Gesundheitsreform kann nur partnerschaftlich mit allen Betroffenen umgesetzt werden

St. Pölten, (SPI) - "Die VP-Pläne im Rahmen der Gesundheitsreform zielen auf eine Enteignung und Entrechtung der Patienten ab. Die ÖVP verfolgt ausschließlich die Zerschlagung des Hauptverbandes und der Sozialversicherungsträger, die Gesundheitsagenturen wären willfährige Handlanger in parteipolitischer Abhängigkeit der Regierung. Jene, die das Gesundheitswesen finanzieren, nämlich die Sozialversicherten selbst, wären von jedweder Mitsprache ausgeschlossen", kritisiert der Gesundheitssprecher der NÖ Sozialdemokraten, LAbg. Otto Kernstock, die Pläne der Volkspartei.****

Die SPÖ strebt dagegen eine Gesundheitspartnerschaft an, in der alle Akteure - beginnend von den Sozialversicherungsträgern über die Ärzte bis hin zu den Sozialversicherten - mitbestimmen können.

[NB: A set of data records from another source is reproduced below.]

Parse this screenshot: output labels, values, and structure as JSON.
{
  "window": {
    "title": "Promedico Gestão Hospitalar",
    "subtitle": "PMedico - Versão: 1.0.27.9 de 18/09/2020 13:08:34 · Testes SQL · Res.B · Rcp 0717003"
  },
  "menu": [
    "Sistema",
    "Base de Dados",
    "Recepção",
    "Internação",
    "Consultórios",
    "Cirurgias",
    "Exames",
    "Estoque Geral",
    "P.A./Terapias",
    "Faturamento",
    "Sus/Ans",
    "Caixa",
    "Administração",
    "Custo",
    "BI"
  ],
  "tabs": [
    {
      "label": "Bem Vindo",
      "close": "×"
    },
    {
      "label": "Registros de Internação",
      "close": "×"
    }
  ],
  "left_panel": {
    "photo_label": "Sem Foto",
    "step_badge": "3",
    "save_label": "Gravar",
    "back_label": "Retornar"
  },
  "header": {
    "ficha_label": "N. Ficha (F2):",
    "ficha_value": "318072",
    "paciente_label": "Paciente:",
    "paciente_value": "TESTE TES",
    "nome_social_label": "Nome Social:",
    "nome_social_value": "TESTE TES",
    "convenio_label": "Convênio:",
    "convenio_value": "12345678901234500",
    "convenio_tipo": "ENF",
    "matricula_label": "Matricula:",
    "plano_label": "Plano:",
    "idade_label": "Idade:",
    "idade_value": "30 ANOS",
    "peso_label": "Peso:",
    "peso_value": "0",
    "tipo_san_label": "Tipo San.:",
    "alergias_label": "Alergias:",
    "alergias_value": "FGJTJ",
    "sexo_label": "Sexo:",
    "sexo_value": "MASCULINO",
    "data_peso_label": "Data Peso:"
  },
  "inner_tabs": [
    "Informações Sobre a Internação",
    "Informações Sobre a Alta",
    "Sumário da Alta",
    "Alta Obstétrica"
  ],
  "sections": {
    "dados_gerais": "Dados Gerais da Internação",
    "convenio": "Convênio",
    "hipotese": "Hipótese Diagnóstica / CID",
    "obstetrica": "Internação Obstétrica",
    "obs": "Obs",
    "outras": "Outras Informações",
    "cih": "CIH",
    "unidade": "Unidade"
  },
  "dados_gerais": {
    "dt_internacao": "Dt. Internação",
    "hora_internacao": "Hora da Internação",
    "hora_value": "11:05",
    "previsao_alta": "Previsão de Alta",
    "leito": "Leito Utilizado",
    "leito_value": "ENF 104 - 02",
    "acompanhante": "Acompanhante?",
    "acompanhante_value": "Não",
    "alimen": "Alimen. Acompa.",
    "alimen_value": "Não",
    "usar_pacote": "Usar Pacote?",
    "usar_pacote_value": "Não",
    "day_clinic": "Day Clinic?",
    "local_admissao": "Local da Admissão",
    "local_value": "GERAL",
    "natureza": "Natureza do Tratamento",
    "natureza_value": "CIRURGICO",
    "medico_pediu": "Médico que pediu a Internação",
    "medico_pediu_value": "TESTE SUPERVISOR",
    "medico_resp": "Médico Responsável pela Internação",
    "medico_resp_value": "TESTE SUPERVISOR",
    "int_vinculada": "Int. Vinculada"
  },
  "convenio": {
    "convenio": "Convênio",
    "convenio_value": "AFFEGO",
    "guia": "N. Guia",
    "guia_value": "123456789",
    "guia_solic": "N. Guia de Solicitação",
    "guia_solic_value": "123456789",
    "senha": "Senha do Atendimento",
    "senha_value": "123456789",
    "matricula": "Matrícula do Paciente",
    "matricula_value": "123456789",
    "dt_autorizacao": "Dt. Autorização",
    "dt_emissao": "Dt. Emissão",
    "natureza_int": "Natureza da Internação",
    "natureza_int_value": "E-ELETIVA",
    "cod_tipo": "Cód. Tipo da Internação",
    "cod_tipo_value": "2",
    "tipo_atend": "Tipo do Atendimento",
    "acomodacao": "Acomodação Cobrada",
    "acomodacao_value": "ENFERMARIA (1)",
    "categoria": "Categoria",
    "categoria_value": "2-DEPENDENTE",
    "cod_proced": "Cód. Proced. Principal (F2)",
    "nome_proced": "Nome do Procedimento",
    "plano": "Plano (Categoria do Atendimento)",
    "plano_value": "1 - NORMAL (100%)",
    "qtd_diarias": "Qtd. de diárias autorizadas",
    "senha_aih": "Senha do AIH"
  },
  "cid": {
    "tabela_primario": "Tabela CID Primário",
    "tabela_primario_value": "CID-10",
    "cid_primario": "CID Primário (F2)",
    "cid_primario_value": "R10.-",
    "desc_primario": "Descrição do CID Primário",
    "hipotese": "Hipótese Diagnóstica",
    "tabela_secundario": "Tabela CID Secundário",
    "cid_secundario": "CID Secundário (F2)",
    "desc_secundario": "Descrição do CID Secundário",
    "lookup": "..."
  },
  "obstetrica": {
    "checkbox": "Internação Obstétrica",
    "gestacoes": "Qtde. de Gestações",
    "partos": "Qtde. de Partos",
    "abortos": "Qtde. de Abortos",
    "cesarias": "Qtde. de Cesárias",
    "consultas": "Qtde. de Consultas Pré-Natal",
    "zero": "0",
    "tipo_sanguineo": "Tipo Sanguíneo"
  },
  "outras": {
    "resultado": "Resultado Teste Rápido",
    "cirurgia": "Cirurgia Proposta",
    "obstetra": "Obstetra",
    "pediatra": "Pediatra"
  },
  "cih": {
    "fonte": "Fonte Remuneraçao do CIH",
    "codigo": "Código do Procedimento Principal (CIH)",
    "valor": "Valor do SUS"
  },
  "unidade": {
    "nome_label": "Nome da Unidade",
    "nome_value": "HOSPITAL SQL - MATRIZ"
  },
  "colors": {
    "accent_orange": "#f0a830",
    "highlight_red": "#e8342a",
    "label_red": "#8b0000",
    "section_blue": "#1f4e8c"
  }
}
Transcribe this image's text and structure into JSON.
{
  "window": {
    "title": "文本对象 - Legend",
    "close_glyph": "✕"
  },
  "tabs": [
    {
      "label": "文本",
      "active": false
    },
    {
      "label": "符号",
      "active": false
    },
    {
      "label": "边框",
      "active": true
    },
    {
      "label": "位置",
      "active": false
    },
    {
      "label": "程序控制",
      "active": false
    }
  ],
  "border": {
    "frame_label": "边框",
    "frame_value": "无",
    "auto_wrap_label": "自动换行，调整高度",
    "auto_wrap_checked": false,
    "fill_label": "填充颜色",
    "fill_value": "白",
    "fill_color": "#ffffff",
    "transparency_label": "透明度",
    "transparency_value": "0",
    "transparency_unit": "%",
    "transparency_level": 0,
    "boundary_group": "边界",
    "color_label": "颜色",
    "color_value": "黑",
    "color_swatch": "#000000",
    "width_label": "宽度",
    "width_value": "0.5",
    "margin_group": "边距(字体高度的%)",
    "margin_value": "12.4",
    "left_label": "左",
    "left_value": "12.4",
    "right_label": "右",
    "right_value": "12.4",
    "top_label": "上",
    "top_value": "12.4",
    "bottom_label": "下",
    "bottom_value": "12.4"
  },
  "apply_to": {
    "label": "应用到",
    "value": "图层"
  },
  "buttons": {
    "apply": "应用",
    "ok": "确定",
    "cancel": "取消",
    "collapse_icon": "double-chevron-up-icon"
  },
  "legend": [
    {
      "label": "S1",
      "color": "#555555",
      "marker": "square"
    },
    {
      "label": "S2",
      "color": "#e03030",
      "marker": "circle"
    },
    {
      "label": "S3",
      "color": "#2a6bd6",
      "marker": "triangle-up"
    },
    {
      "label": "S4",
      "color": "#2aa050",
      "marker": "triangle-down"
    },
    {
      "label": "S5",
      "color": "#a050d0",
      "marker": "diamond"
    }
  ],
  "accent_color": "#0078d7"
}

Hier gibt es durch die Arbeit von NÖ-Gesundheitsreferenten Emil Schabl in Niederösterreich schon viele positive Beispiele, wie beispielsweise die Vernetzung von niedergelassenem Bereich und dem Krankenanstaltenwesen, die zum Vorteil der Patienten verbessert und ausgeweitet werden kann. Der Zugang zu Basisversorgung und Spitzenmedizin für alle darf nicht eingeschränkt werden - weder durch Rationierungen noch durch finanzielle Barrieren. Bei der Gesundheit zu sparen, bedeute nichts anderes, als die Lebenserwartung der Menschen zu verkürzen", so Kernstock.